George Walter Vincent Smith Art Museum Closed for Restoration
19th and 20th Century Color Woodblock Prints at the Michele & Donald D'Amour Museum of Fine Arts

Print Exhibition

A selection of twenty 19th- and 20th-century color woodblock prints from the permanent collection of the Michele and Donald D'Amour Museum of Fine Arts will be on view from September 9, 2008, through March 8, 2009.


Color woodblock printing as we know it today was developed by Japanese artists in the 18th century, and adapted by European artists. American artists Arthur Wesley Dow and Charles Hawthorn are credited with teaching American artists this technique after studying in Europe. But unlike Japanese printing, where the artist's design is executed by a group of craftsmen, the American artists created the entire image themselves.
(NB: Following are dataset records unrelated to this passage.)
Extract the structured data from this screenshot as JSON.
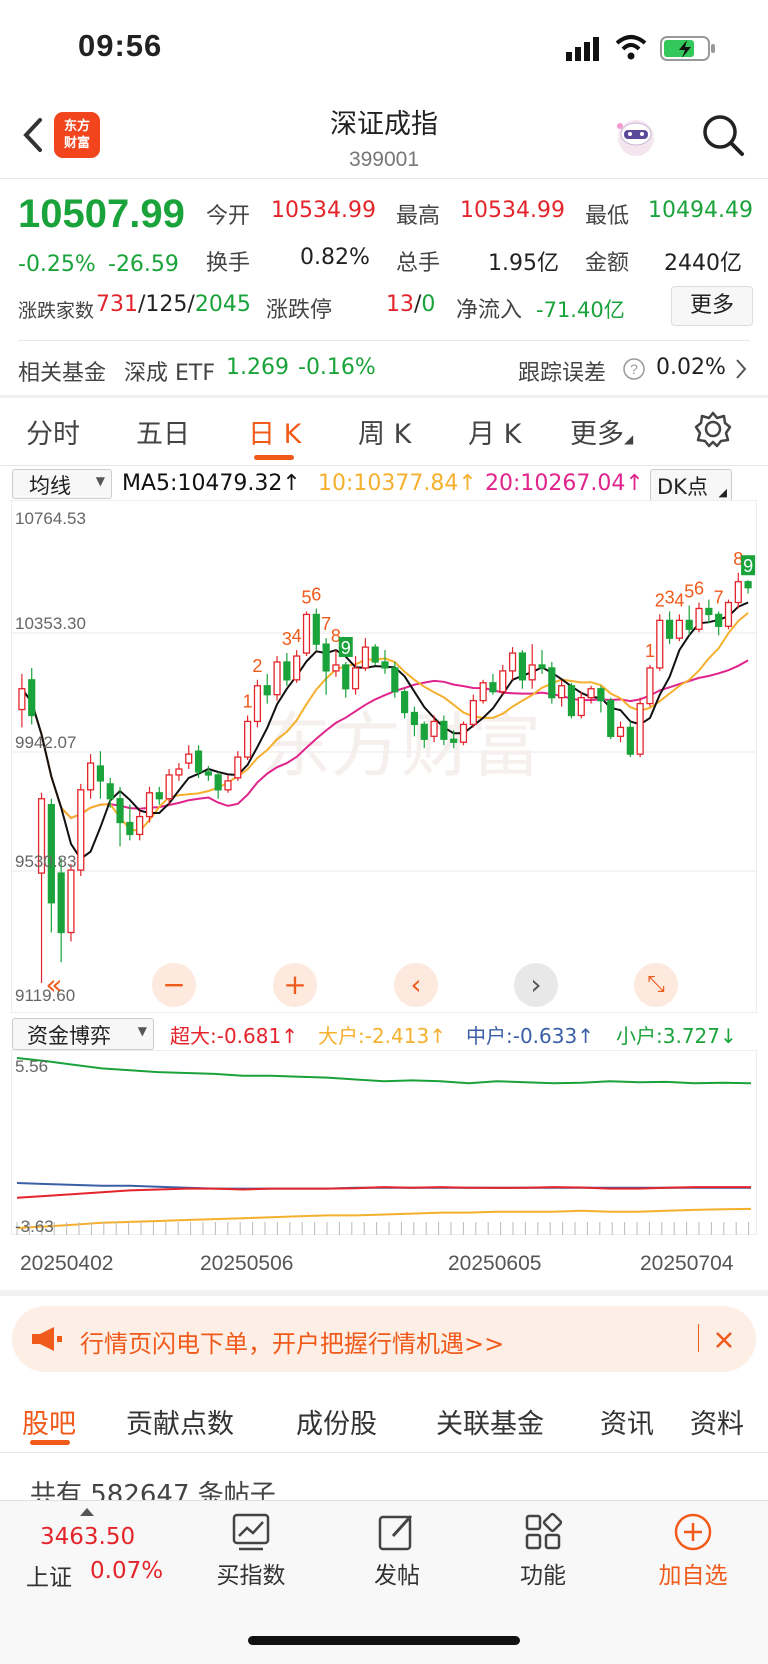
{
  "status": {
    "time": "09:56"
  },
  "header": {
    "logo_line1": "东方",
    "logo_line2": "财富",
    "title": "深证成指",
    "code": "399001"
  },
  "quote": {
    "price": "10507.99",
    "change_pct": "-0.25%",
    "change": "-26.59",
    "open_label": "今开",
    "open": "10534.99",
    "high_label": "最高",
    "high": "10534.99",
    "low_label": "最低",
    "low": "10494.49",
    "turnover_label": "换手",
    "turnover": "0.82%",
    "volume_label": "总手",
    "volume": "1.95亿",
    "amount_label": "金额",
    "amount": "2440亿",
    "breadth_label": "涨跌家数",
    "up": "731",
    "flat": "125",
    "down": "2045",
    "limit_label": "涨跌停",
    "limit_up": "13",
    "limit_down": "0",
    "inflow_label": "净流入",
    "inflow": "-71.40亿",
    "more": "更多"
  },
  "fund": {
    "label": "相关基金",
    "name": "深成 ETF",
    "price": "1.269",
    "change": "-0.16%",
    "track_label": "跟踪误差",
    "track": "0.02%"
  },
  "tabs": [
    "分时",
    "五日",
    "日 K",
    "周 K",
    "月 K",
    "更多"
  ],
  "ma": {
    "select": "均线",
    "ma5": "MA5:10479.32↑",
    "ma10": "10:10377.84↑",
    "ma20": "20:10267.04↑",
    "dk": "DK点"
  },
  "axis": {
    "y1": "10764.53",
    "y2": "10353.30",
    "y3": "9942.07",
    "y4": "9530.83",
    "y5": "9119.60"
  },
  "watermark": "东方财富",
  "flow": {
    "select": "资金博弈",
    "super": "超大:-0.681↑",
    "big": "大户:-2.413↑",
    "mid": "中户:-0.633↑",
    "small": "小户:3.727↓",
    "ytop": "5.56",
    "ybot": "-3.63"
  },
  "dates": [
    "20250402",
    "20250506",
    "20250605",
    "20250704"
  ],
  "banner": {
    "text": "行情页闪电下单，开户把握行情机遇>>"
  },
  "bottom_tabs": [
    "股吧",
    "贡献点数",
    "成份股",
    "关联基金",
    "资讯",
    "资料"
  ],
  "posts": "共有 582647 条帖子",
  "nav": {
    "index_value": "3463.50",
    "index_name": "上证",
    "index_change": "0.07%",
    "buy": "买指数",
    "post": "发帖",
    "func": "功能",
    "fav": "加自选"
  },
  "colors": {
    "up": "#e4242b",
    "down": "#1aa33a",
    "accent": "#f05a1a",
    "ma5": "#111111",
    "ma10": "#f5b02e",
    "ma20": "#e0248c"
  },
  "chart_data": {
    "type": "candlestick",
    "ylim": [
      9119.6,
      10764.53
    ],
    "candles": [
      [
        10100,
        10170,
        10040,
        10220
      ],
      [
        10200,
        10080,
        10050,
        10240
      ],
      [
        9550,
        9800,
        9180,
        9820
      ],
      [
        9780,
        9450,
        9350,
        9800
      ],
      [
        9550,
        9350,
        9250,
        9600
      ],
      [
        9350,
        9560,
        9320,
        9580
      ],
      [
        9560,
        9830,
        9540,
        9850
      ],
      [
        9830,
        9920,
        9800,
        9950
      ],
      [
        9910,
        9860,
        9800,
        9960
      ],
      [
        9850,
        9800,
        9770,
        9870
      ],
      [
        9800,
        9720,
        9640,
        9840
      ],
      [
        9720,
        9680,
        9660,
        9780
      ],
      [
        9680,
        9740,
        9660,
        9760
      ],
      [
        9740,
        9820,
        9720,
        9840
      ],
      [
        9820,
        9800,
        9780,
        9840
      ],
      [
        9800,
        9880,
        9780,
        9900
      ],
      [
        9880,
        9900,
        9860,
        9920
      ],
      [
        9920,
        9950,
        9900,
        9980
      ],
      [
        9960,
        9890,
        9870,
        9980
      ],
      [
        9890,
        9880,
        9860,
        9910
      ],
      [
        9880,
        9830,
        9800,
        9890
      ],
      [
        9830,
        9860,
        9820,
        9880
      ],
      [
        9870,
        9940,
        9860,
        9960
      ],
      [
        9940,
        10060,
        9930,
        10080
      ],
      [
        10060,
        10180,
        10040,
        10200
      ],
      [
        10180,
        10150,
        10120,
        10220
      ],
      [
        10150,
        10260,
        10130,
        10280
      ],
      [
        10260,
        10200,
        10180,
        10290
      ],
      [
        10200,
        10280,
        10190,
        10300
      ],
      [
        10290,
        10420,
        10280,
        10430
      ],
      [
        10420,
        10320,
        10300,
        10440
      ],
      [
        10320,
        10230,
        10150,
        10340
      ],
      [
        10230,
        10250,
        10210,
        10300
      ],
      [
        10250,
        10170,
        10140,
        10260
      ],
      [
        10170,
        10240,
        10150,
        10280
      ],
      [
        10240,
        10310,
        10230,
        10340
      ],
      [
        10310,
        10260,
        10250,
        10320
      ],
      [
        10260,
        10240,
        10220,
        10300
      ],
      [
        10240,
        10160,
        10140,
        10260
      ],
      [
        10160,
        10090,
        10070,
        10170
      ],
      [
        10090,
        10050,
        10010,
        10110
      ],
      [
        10050,
        10000,
        9970,
        10060
      ],
      [
        10010,
        10060,
        9990,
        10080
      ],
      [
        10060,
        10000,
        9980,
        10080
      ],
      [
        10000,
        9990,
        9970,
        10030
      ],
      [
        9990,
        10050,
        9980,
        10060
      ],
      [
        10050,
        10130,
        10040,
        10150
      ],
      [
        10130,
        10190,
        10120,
        10200
      ],
      [
        10190,
        10160,
        10150,
        10220
      ],
      [
        10160,
        10230,
        10150,
        10250
      ],
      [
        10230,
        10290,
        10200,
        10310
      ],
      [
        10290,
        10200,
        10170,
        10300
      ],
      [
        10200,
        10250,
        10170,
        10320
      ],
      [
        10250,
        10240,
        10220,
        10300
      ],
      [
        10240,
        10140,
        10120,
        10260
      ],
      [
        10140,
        10180,
        10110,
        10200
      ],
      [
        10180,
        10080,
        10070,
        10190
      ],
      [
        10080,
        10140,
        10070,
        10160
      ],
      [
        10140,
        10170,
        10120,
        10180
      ],
      [
        10170,
        10130,
        10090,
        10180
      ],
      [
        10130,
        10010,
        10000,
        10140
      ],
      [
        10010,
        10040,
        9990,
        10060
      ],
      [
        10040,
        9950,
        9940,
        10060
      ],
      [
        9950,
        10120,
        9940,
        10140
      ],
      [
        10120,
        10240,
        10110,
        10250
      ],
      [
        10240,
        10400,
        10230,
        10420
      ],
      [
        10400,
        10340,
        10320,
        10430
      ],
      [
        10340,
        10400,
        10330,
        10420
      ],
      [
        10400,
        10370,
        10350,
        10450
      ],
      [
        10370,
        10440,
        10360,
        10460
      ],
      [
        10440,
        10420,
        10390,
        10470
      ],
      [
        10420,
        10380,
        10350,
        10430
      ],
      [
        10380,
        10460,
        10370,
        10470
      ],
      [
        10460,
        10530,
        10440,
        10560
      ],
      [
        10530,
        10510,
        10490,
        10535
      ]
    ],
    "labels": [
      {
        "i": 23,
        "text": "1"
      },
      {
        "i": 24,
        "text": "2"
      },
      {
        "i": 27,
        "text": "3"
      },
      {
        "i": 28,
        "text": "4"
      },
      {
        "i": 29,
        "text": "5"
      },
      {
        "i": 30,
        "text": "6"
      },
      {
        "i": 31,
        "text": "7"
      },
      {
        "i": 32,
        "text": "8"
      },
      {
        "i": 33,
        "text": "9",
        "boxed": true
      },
      {
        "i": 64,
        "text": "1"
      },
      {
        "i": 65,
        "text": "2"
      },
      {
        "i": 66,
        "text": "3"
      },
      {
        "i": 67,
        "text": "4"
      },
      {
        "i": 68,
        "text": "5"
      },
      {
        "i": 69,
        "text": "6"
      },
      {
        "i": 71,
        "text": "7"
      },
      {
        "i": 73,
        "text": "8"
      },
      {
        "i": 74,
        "text": "9",
        "boxed": true
      }
    ],
    "flow_ylim": [
      -3.63,
      5.56
    ],
    "flow_series": [
      {
        "color": "#1aa33a",
        "values": [
          5.56,
          5.4,
          5.2,
          5.0,
          4.9,
          4.8,
          4.75,
          4.7,
          4.6,
          4.6,
          4.55,
          4.5,
          4.4,
          4.3,
          4.35,
          4.3,
          4.2,
          4.3,
          4.25,
          4.2,
          4.22,
          4.3,
          4.25,
          4.27,
          4.2,
          4.22,
          4.2
        ]
      },
      {
        "color": "#3a5fa6",
        "values": [
          -1.2,
          -1.25,
          -1.3,
          -1.35,
          -1.35,
          -1.4,
          -1.45,
          -1.5,
          -1.5,
          -1.5,
          -1.5,
          -1.5,
          -1.45,
          -1.45,
          -1.45,
          -1.45,
          -1.45,
          -1.45,
          -1.45,
          -1.45,
          -1.45,
          -1.45,
          -1.45,
          -1.45,
          -1.45,
          -1.45,
          -1.45
        ]
      },
      {
        "color": "#e4242b",
        "values": [
          -2.0,
          -1.9,
          -1.8,
          -1.7,
          -1.6,
          -1.55,
          -1.5,
          -1.5,
          -1.55,
          -1.5,
          -1.5,
          -1.5,
          -1.48,
          -1.42,
          -1.45,
          -1.42,
          -1.45,
          -1.46,
          -1.45,
          -1.42,
          -1.44,
          -1.5,
          -1.5,
          -1.45,
          -1.42,
          -1.42,
          -1.42
        ]
      },
      {
        "color": "#f5b02e",
        "values": [
          -3.63,
          -3.55,
          -3.45,
          -3.35,
          -3.3,
          -3.25,
          -3.2,
          -3.15,
          -3.1,
          -3.05,
          -3.0,
          -2.95,
          -2.95,
          -2.9,
          -2.85,
          -2.8,
          -2.8,
          -2.75,
          -2.75,
          -2.75,
          -2.7,
          -2.75,
          -2.75,
          -2.7,
          -2.65,
          -2.62,
          -2.6
        ]
      }
    ]
  }
}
A small group of Americans, who studied in Paris with Dow and Hawthorn, formed what became known as the Provincetown School in Provincetown, Mass. Six artists from the group, including Margaret Jordan Patterson and Edna Boies Hopkins, formed the Provincetown Printers, the first color-print society in America. The exhibition also includes work by Irish artist Robert James Enraght-Moony and Australian artist John Hall Thorpe. This is the first time any of these prints have been exhibited at the museum.